What do you do when your work life reaches this point? Do you keep yourself in this place that will probably eventually have you institutionalised in a straight jacket in a padded cell (this actually sounds like a great way to spend time away from work)? Do you swear at your alarm every morning, and swear at your computer and phone at work each time that email or phone call comes in? Do you pick your paperwork off your desk, throw it on the floor and walk out, without even thinking about the possible ramifications? Or do you just ponder on and internalise the frustration of being in a job that doesn't give you what you need - satisfaction?
I guess the next step is job hunting. EWWWWW! Just the sound of that makes me cringe. Putting yourself up against a trillion (may be a slight exaggeration) other people who are fighting for the same job? Going to job interviews and telling them how amazing you are, without sounding like you actually believe it and are conceited? And get even more depressed each time you get a letter of rejection and realise that you're stuck in this place even longer?
I guess life is all about taking risks and making things work. If you're not happy in your job, get out. There's no point in fighting yourself everyday to go to a job you hate (that shit is exhausting). As bad as job hunting sounds, you've pretty much got two choices. Stay in a job you hate, or take responsibility for your own happiness and seek out that job you deserve. That job that can make a difference to your health and well-being. The job that can save yourself from the fork stabbing in the eye (oh good, you'll still be able to see - definitely a plus in a job interview for a job you need to be able to see in), the job that can save you from being thrown in the padded cell (as fun as that sounds) and the job that will protect everyone around you from Crazy Kat Cyclone which obviously wipes out everything in its path.

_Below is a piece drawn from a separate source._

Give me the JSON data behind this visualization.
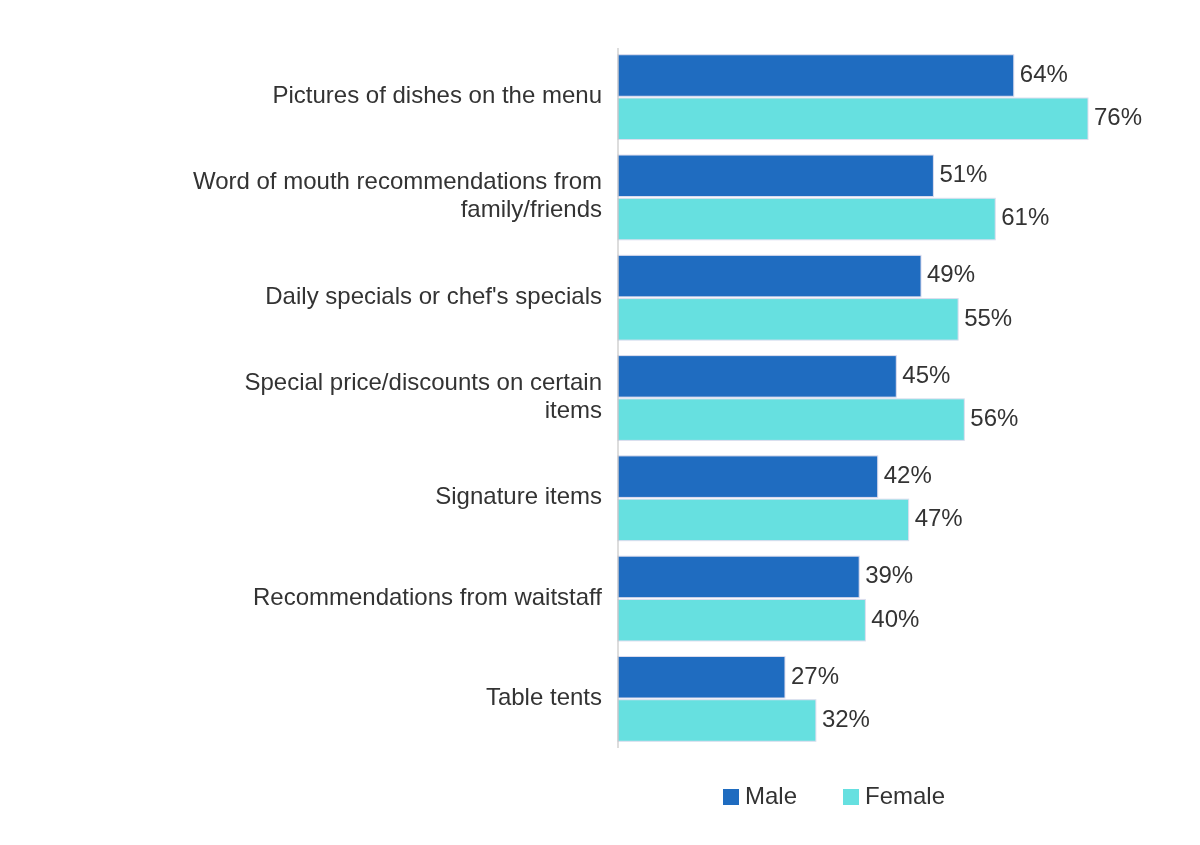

So I'm at the crossroads. Starting again. Begging someone to love me enough to give me a job. Putting up with a job I don't want to be at to continue to pay the bills while I seek out one that I'll be passionate about, and wake up before the alarm clock goes off each day. At least it will mean I get to keep my limbs. Especially after so much walking in Europe has given me some pretty epic calf muscles, I want to hang onto those a little longer.
So if you have an awesome, amazing job vacancy, I'm your girl! And if you're out there in the same situation, remember that the most important thing in any of this is your happiness. You deserve this. If you've tried and the job situation is unlikely to improve, get out there and seek out what you really want, unless it's one of the jobs I'm applying for, then you back off mate, I have enough competition without you competing against me too!